Il 12 febbraio 2019 è morto Gordon Banks, stroncato da un tumore all'età di 81 anni. È con estremo cordoglio che scrivo questo articolo, al di fuori della narrazione mainstream che ha ricordato il grande portiere inglese solo ed esclusivamente per il titolo assegnatogli ufficialmente dalla Fifa della “parata del secolo”.
Amando noi lo sport, da un punto di vista differente e popolare regaliamo un’altra visione dell’estremo difensore inglese. Con questo non vogliamo togliere nulla alla bellezza di quella parata che per sempre rimarrà impressa nei cuori di ogni tifoso per stile, storia ed importanza ma come sempre ci poniamo oltre alle generalizzazioni in assoluto.
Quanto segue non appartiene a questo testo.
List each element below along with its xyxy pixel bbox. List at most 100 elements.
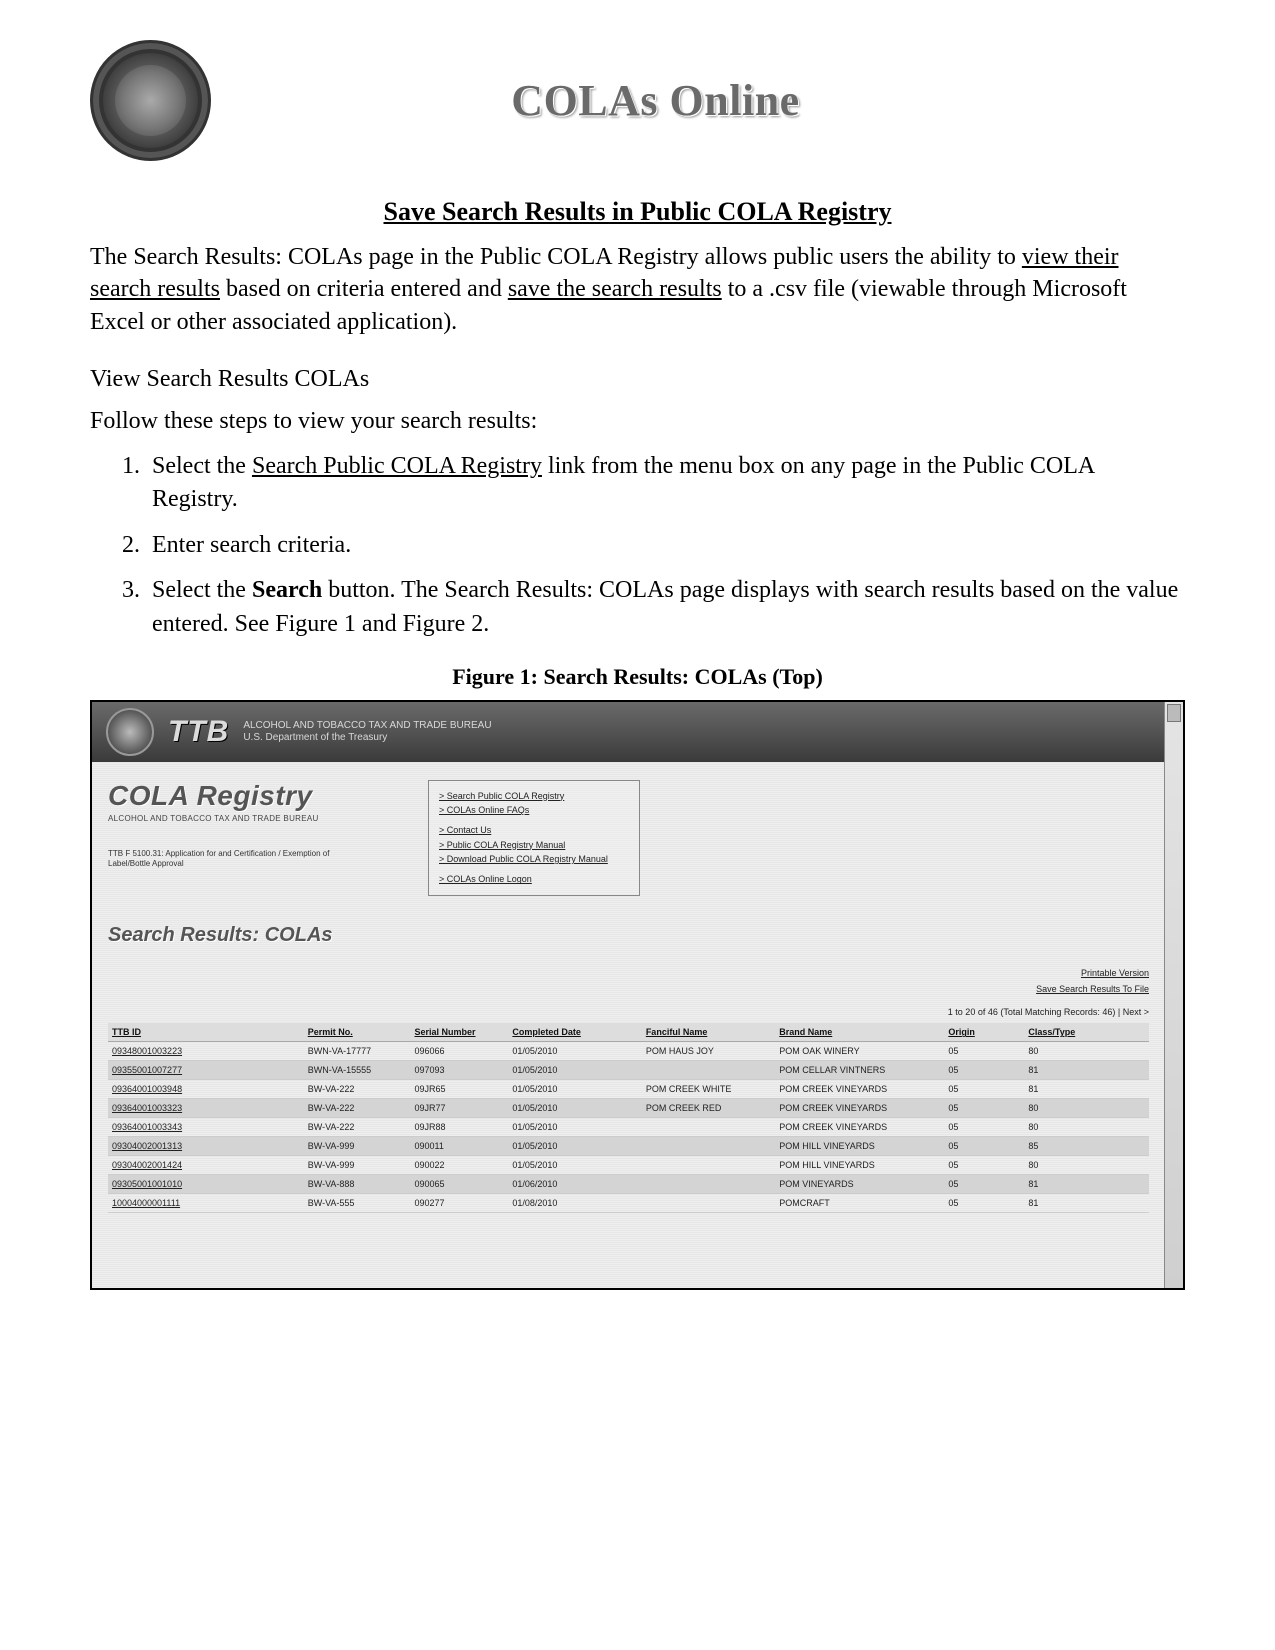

Se un lascito questo grande sportivo ci ha donato si basa sicuramente su altri presupposti. In primis l’aver frantumato l’idea infausta che da sempre sottende alla nascita del calcio e del ruolo del portiere, quello del remissivo, solitario, e incongruente con le regole del gioco.
Fin dagli albori di questo splendido sport, nei college inglesi, ricchi e gaudenti studenti costringevano le matricole nel cimentarsi nell’infido ruolo del portiere come se fosse una punizione da espiare, e a suon di mandibole rotte, braccia lussate e punti di sutura, si elevavano al rango superiore, quello dei giocatori di movimento.
Basti pensare che le modifiche ai regolamenti del calcio si configurarono spesso e volentieri come “leggi ad personam”, come l’introduzione dell’area di rigore come la conosciamo oggi, per delimitare lo spazio di movimento (per colpire il famoso portiere del Liverpool, Rose, reo di esser troppo determinante con le sue sgroppate fino a metà campo), o il non intervento arbitrale in caso di carica al portiere che spesso e volentieri fu utilizzato come sistema di gioco per fare gol.
Questo modo di pensare ha permeato la cultura calcistica inglese fino ai giorni di Banks precludendo la possibilità di una nascita di una scuola portieri di livello in Inghilterra. Chi mai si sarebbe accollato un compito così scevro da soddisfazioni?
Banks emerse in questo contesto. Figlio di operai, carbonaio prima e muratore dopo, figlio della working class di Sheffield, contribuì al cambiamento, una rivoluzione della concezione del ruolo (almeno in Europa occidentale, visti i progressi invece in Unione sovietica) per cui per la prima volta il portiere assumeva dignità agli occhi dei tifosi fino a quel tempo abituati a vedere nel portiere un male necessario, un perfetto capro espiatorio e oggetto di scherno.
Banks modernizzò il ruolo ponendolo sulla stessa importanza degli altri, lavorando sull’organizzazione difensiva, sulla tecnica, sulla possibilità di svincolarsi sulla linea di porta e sull’organicità all’interno degli schemi. Nel ’72 addirittura arrivò a vincere il “giocatore dell’anno”.
Ma fu nel ’73 che la sua carriere ebbe un sussulto per certi versi eroico ma catastrofico allo stesso tempo, dopo un incidente stradale: mentre rimuginava su un errore contro il Liverpool (i portieri sono sempre grandi rimuginatori) uscì di strada e perse un occhio, il destro. Carriera finita? Forse.
Continuò insistendo sulla geometria e sul posizionamento, poi cedette agli scarsi risultati, si ritirò e quattro anni dopo riprese le redini (sue ma anche di un cavallo bianco con cui scese in campo la prima volta) e nel ’78 fu eletto come portiere dell’anno nel Fort Lauderdale Strikers! Una storia incredibile e una passione infinita che non passarono invano, infatti dopo di lui un giovane, forte e rivoluzionario Peter Shilton raggiunse e sorpassò il suo maestro (ma questa storia ve la raccontiamo un’altra volta!).
Dopo un secolo di umiliazioni i portieri inglesi ritornarono in auge. Grazie Gordon, che la terra ti sia lieve.